Wednesday, July 21, 2004

THE FAILED CONSERVATIVE POLICIES
OF NEO-LIBERAL ECONOMIC PHILOSOPHY
 
From the New York Times via the Houston Chronicle:
 
Large worker surplus hampers growth in earnings
 
"There's too much slack in the labor market to generate any pressure on wage growth," said Jared Bernstein, an economist at the Economic Policy Institute, a liberal research institution based in Washington. "We are going to need a much lower unemployment rate."
 
He noted that at 5.6 percent, the national unemployment rate is still back at the same level as at the end of the recession in November 2001.

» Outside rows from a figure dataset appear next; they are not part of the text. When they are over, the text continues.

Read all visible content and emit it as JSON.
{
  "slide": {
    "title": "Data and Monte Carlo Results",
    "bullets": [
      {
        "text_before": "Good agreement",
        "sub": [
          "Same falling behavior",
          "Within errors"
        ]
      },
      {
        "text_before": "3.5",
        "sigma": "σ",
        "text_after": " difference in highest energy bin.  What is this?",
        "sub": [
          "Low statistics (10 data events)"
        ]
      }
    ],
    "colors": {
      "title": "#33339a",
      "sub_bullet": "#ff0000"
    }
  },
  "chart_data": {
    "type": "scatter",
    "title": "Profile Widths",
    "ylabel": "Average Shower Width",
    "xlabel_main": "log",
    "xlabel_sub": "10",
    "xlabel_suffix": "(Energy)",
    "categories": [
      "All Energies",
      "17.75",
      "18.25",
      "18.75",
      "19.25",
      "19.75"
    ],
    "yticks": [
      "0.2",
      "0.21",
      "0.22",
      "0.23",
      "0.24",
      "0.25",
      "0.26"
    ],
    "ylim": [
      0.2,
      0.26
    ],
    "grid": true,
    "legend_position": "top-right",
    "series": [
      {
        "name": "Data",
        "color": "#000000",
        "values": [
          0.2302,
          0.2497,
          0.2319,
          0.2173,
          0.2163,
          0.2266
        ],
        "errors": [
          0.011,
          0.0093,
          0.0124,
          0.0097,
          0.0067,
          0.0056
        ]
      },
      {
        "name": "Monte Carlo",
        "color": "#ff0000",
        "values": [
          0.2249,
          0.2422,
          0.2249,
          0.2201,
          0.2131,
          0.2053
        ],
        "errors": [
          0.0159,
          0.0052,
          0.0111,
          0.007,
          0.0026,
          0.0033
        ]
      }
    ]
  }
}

Even though the economy has been adding hundreds of thousands of jobs almost every month this year, stagnant wages could put a dent in the prospects for economic growth, some economists say. If incomes continue to lag behind the increase in prices, it may hinder the ability of ordinary workers to spend money at a healthy clip, undermining one of the pillars of the expansion so far.
 
Click here for the rest.
 
And from the Houston Chronicle opinion section:
 
Once again, it's a bad job growth economy
 
The economy added 1.3 million jobs in 2004's first half. But the wage and salary graph still looks like Interstate 70 leaving Denver and heading toward Topeka.
 
"Five out of the last six months the real hourly wage has declined, and probably six out of the last seven months," says Jared Bernstein, senior economist at the Economic Policy Institute in Washington. "The pie is getting larger" in the economy. "But where are the slices going?"

 
Not into wage and salary increases, so far.

 
And
 
One factor is that, for various reasons, Hoyt believes the official unemployment rate of 5.6 percent understates the number of people who want work but can't find it. With relatively more available workers, employers don't have to bid so high for their services.
 
But why are there so many idle workers in the first place? Why haven't companies hired at a pace to match their growing revenue?

 
The answer, of course, is productivity, the major U.S. economic story of the past decade. Thanks to computers, robots, division of labor and, yes, layoffs and downsizing, the United States is churning out many more products and services per worker than it once did.

 
In the long run, productivity is a wonderful thing; it boosts employee pay, corporate profits, public health and other key standards. But so far, in this cycle, it has mainly boosted corporate profits. Almost all of the gains of productivity have gone to shareholders; hardly any have gone to workers.

 
(Emphasis mine.)
 
Click here for the rest.
 
The last line in boldface says it all: this is the fallacy of neo-liberalism.  Neo-liberal economists and their politician-fans believe that deregulation of business (i.e., getting rid of anti-pollution laws, predatory lending laws, protective tarriffs for endangered industries, etc.) coupled with massive tax cuts for the wealthy equal economic growth, which supposedly helps everybody in the long run--neo-liberals, also called "supply siders," believe that "a rising tide raises all the boats." 
 
Sometimes this actually seems to work in the short term (even though deregulation tends to shaft consumers and destroy the environment, but I digress); indeed, if the government bleeds enough money into the wealth sector, some of those dollars are bound to be reinvested.  However, over a longer stretch of time, that short term bump loses its momentum.  That is to say, the wealthy ultimately keep most of that economic gain for themselves--there is absolutely no guarantee that they will use their tax cut and deregulation windfall to create more and better paying jobs. 
 
Of course, without more and better paying jobs, consumer demand goes down, taking the overall economy with it.  Then the call is raised once again for more deregulation and tax cuts for the wealthy, creating another short term bump, which, again, makes neo-liberalism seem to have some validity.  I've been watching this cycle continue since I was in high school back in the early 1980s: now, we're right back where we were then, in a recession with lingering unemployment, with Republicans and some Democrats calling for more "supply side" economic measures.
 
Don't buy it.  It's a bunch of bullshit, and it'll get us right back where we are now in just a few years.
 
Actually, if we were to take neo-liberalism to it's logical conclusion, the US would look more like a typical third world country: a moderately sized wealthy class, a smaller sized middle class, and a HUGE poverty class.